Bima pun semakin memperdalam raut gusar di wajahnya. "Lebih baik aku pergi saja, silakan kau cari tahu sendiri apa yang menimpa wanitamu itu sampai kondisinya seperti ini!" Bima pun memutar tubuhnya untuk keluar dari apartemen.
"Eh, tunggu! Kau tidak boleh pergi sebelum menceritakan masalah Dania!" Nathan kembali melihat ke arah asistennya itu.
Perintah yang terlontar dari mulut Nathan, membuat langkah Bima seketika terhenti diambang pintu. Pria itu pun kembali memutar tubuhnya dan menatap Nathan dengan kedua alis yang masih saling bertaut.
"Aku akan ceritakan, asalkan kau membiarkan aku menggendong tubuh wanitamu dan membawanya ke kamar!" ancam Bima yang sebenarnya hanya coba untuk menggoda Nathan.
Mendengar permintaan Bima, Nathan sampai menajamkan sorot matanya karena begitu kesal. Rahangnya mengeras menunjukan bahwa ia sudah benar-benar marah mendengar syarat yang dikatakan Bima. "Jaga mulutmu, Bim! Apa kau mau aku pecat!" ancam Nathan dengan balik mengancam sahabatnya itu.

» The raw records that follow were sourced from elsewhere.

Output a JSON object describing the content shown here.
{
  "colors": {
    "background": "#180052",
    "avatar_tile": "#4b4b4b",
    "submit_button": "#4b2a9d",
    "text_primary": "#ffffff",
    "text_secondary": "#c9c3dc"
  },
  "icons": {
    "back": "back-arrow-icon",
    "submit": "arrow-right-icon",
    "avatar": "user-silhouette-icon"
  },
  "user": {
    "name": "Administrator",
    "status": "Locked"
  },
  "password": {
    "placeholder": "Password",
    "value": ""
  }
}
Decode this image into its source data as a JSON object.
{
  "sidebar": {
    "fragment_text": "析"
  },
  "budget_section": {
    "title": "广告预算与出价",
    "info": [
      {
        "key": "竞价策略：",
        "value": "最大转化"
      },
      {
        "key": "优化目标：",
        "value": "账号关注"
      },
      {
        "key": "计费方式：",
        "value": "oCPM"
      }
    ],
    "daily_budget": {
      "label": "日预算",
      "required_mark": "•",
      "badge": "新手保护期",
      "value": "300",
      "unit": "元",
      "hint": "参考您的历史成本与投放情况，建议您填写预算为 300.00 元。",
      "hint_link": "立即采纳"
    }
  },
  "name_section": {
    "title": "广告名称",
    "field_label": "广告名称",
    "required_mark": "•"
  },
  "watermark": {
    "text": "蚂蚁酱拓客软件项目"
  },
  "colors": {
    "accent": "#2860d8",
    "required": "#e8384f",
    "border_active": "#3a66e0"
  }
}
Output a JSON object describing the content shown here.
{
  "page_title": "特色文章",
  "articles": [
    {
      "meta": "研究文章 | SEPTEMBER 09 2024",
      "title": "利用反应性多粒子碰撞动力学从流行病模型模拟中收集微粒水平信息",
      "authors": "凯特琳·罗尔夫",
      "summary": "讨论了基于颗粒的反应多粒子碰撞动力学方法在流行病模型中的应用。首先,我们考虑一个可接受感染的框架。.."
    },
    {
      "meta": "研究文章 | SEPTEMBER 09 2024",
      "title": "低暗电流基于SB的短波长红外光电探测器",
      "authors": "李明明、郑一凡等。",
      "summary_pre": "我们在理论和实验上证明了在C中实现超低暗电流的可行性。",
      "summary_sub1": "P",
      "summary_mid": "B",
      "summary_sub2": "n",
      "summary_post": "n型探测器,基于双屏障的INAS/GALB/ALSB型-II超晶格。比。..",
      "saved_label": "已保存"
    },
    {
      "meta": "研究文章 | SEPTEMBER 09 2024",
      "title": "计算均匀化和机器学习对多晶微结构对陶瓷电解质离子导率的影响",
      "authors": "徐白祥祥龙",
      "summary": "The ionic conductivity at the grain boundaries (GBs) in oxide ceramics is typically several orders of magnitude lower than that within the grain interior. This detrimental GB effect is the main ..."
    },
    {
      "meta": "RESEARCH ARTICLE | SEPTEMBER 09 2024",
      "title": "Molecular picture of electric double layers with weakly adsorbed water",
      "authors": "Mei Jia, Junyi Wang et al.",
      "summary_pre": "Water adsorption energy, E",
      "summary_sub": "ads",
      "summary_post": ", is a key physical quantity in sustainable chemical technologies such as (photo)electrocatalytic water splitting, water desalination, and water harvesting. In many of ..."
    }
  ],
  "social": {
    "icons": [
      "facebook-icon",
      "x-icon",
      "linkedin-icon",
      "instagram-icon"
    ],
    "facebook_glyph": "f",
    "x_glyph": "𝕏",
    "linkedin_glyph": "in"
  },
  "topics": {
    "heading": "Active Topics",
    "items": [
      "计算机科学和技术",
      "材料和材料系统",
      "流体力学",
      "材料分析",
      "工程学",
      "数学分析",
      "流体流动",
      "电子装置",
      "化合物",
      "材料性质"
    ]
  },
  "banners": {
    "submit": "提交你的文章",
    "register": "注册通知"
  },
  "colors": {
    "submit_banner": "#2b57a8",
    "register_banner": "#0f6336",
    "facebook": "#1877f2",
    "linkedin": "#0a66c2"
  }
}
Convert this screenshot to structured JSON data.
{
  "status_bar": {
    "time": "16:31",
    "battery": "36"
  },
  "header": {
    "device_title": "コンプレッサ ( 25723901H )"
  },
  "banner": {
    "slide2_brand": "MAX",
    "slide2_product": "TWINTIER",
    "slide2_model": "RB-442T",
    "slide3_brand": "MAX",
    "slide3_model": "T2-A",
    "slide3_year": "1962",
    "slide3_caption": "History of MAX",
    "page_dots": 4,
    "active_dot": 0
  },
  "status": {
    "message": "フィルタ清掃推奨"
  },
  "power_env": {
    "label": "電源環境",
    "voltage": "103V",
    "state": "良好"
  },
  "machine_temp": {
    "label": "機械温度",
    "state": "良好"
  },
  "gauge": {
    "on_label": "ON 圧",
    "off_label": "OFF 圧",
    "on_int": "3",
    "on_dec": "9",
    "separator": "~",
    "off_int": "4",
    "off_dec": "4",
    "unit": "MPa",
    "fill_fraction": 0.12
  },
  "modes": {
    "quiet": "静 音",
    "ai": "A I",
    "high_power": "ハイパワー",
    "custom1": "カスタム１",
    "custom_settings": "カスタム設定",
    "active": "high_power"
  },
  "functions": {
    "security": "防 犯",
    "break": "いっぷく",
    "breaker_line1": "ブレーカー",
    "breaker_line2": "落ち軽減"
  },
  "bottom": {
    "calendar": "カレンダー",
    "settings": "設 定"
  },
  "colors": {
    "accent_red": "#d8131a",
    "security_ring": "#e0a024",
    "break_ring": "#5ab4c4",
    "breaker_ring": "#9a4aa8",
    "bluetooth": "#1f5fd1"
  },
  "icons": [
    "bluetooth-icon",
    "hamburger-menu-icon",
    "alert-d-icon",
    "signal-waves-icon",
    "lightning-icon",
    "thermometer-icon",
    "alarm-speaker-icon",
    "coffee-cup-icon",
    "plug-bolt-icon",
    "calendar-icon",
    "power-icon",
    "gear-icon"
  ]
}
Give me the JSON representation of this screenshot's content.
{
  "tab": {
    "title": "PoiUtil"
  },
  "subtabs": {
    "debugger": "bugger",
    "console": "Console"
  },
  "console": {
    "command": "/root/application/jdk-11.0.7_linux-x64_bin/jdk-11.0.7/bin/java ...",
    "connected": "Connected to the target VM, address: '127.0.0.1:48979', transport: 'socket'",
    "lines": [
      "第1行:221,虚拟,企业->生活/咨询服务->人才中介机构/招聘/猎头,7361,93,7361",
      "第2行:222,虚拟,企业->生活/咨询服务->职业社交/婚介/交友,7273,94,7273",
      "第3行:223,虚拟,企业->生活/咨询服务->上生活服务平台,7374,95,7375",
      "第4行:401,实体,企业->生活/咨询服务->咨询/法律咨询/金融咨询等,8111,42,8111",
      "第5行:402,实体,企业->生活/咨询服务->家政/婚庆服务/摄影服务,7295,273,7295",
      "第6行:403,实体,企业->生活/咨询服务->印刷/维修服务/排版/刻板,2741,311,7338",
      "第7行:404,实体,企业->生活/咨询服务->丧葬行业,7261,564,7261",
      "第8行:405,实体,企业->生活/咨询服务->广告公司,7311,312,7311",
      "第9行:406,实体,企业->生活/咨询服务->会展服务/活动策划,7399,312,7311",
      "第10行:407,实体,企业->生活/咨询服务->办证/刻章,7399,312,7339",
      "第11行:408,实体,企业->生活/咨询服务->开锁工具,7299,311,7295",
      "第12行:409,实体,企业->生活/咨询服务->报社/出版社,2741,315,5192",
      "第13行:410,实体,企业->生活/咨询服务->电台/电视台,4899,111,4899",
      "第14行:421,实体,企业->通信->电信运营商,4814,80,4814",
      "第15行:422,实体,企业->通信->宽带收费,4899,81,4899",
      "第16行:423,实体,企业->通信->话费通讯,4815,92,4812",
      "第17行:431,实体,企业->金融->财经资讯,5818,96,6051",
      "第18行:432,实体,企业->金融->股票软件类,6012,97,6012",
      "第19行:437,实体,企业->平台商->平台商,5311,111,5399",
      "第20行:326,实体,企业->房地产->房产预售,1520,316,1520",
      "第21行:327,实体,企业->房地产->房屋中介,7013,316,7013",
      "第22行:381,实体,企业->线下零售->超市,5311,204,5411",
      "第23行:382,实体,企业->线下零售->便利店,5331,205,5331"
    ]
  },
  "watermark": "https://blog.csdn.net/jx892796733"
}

Kemarahan Nathan sudah diduga sebelumnya oleh Bima. Pria itu pun terkekeh singkat menanggapi ancaman Nathan. "Aku hanya bercanda, Dude. Tadi itu aku cuma ingin tahu, bagaimana perasaanmu terhadap wanita ini. Sekarang aku tahu kau ternyata mencintai wanita ini! Ya, akhirnya sahabatku yang satu ini bisa move on juga dari cinta masa lalunya. Pokoknya aku ikut bahagia, suer deh nggak bohong." Bima pun dengan santai langsung menghempaskan tubuhnya di atas sofa lain yang ada di seberang sofa yang telah ditiduri Dania. Pria itu pun tertawa begitu lepas hingga suaranya yang renyah langsung memenuhi seisi ruangan.
"Berisik sekali kau, Bim! Kalau begitu aku akan bawa Dania ke kamarnya dulu. Tunggulah di sini!" Nathan kembali menggendong tubuh Dania yang masih terkulai lemah dan membawanya menuju kamar yang berada di lantai atas.
Dengan membawa rasa kesal terhadap sahabat yang sudah dikenalnya selama belasan tahun, Nathan mulai menaiki anak tangga. Sesekali melihat wajah Dania. Kedua mata yang terpejam dengan bibir merah yang ranum jadi fokus indera penglihatannya. Lagi-lagi, hasrat pria itu sedikit berdesir. Terlebih saat ini, kedua tangannya tengah menggendong tubuh Dania yang menurutnya begitu seksi bagai lekuk sebuah biola Spanyol.
"Apa benar aku jatuh cinta sama Dania? Jika memang itu benar, aku harus bisa menghilangkannya. Aku nggak mau cinta ini akan merusak hidup dan karirku," batin Nathan memutuskan, walau sebenarnya ia sendiri masih meragukan keputusan itu.
Saat sudah tiba di dalam kamar, Nathan langsung merebahkan tubuh Dania di atas ranjang dan menutupinya dengan selimut.
"Dan, sebenarnya apa yang terjadi? Kenapa kamu keluar sampai enggak izin aku dulu?" batin Nathan sambil terus memandangi wajah Dania. Mengusap kening wanita itu dengan lembut hingga tanpa sadar, sebuah kecupan mendarat mulus dan membuatnya terkejut.
"Apa yang kulakukan? Kenapa aku bisa bersikap seperhatian ini dengan wanita yang hanya aku jadikan teman tidurku?"
Di tengah gejolak batinnya, tiba-tiba Nathan teringat bahwa Bima saat masih tengah menunggu dirinya di bawah.
"Sebaiknya aku cepat tanyakan ke Bima, kenapa Dania bisa jadi seperti ini? Apa jangan-jangan Dania ketemu Vano di bar?" Nathan dengan mudah menebak setelah melihat stelan pakaian yang dikenakan Dania.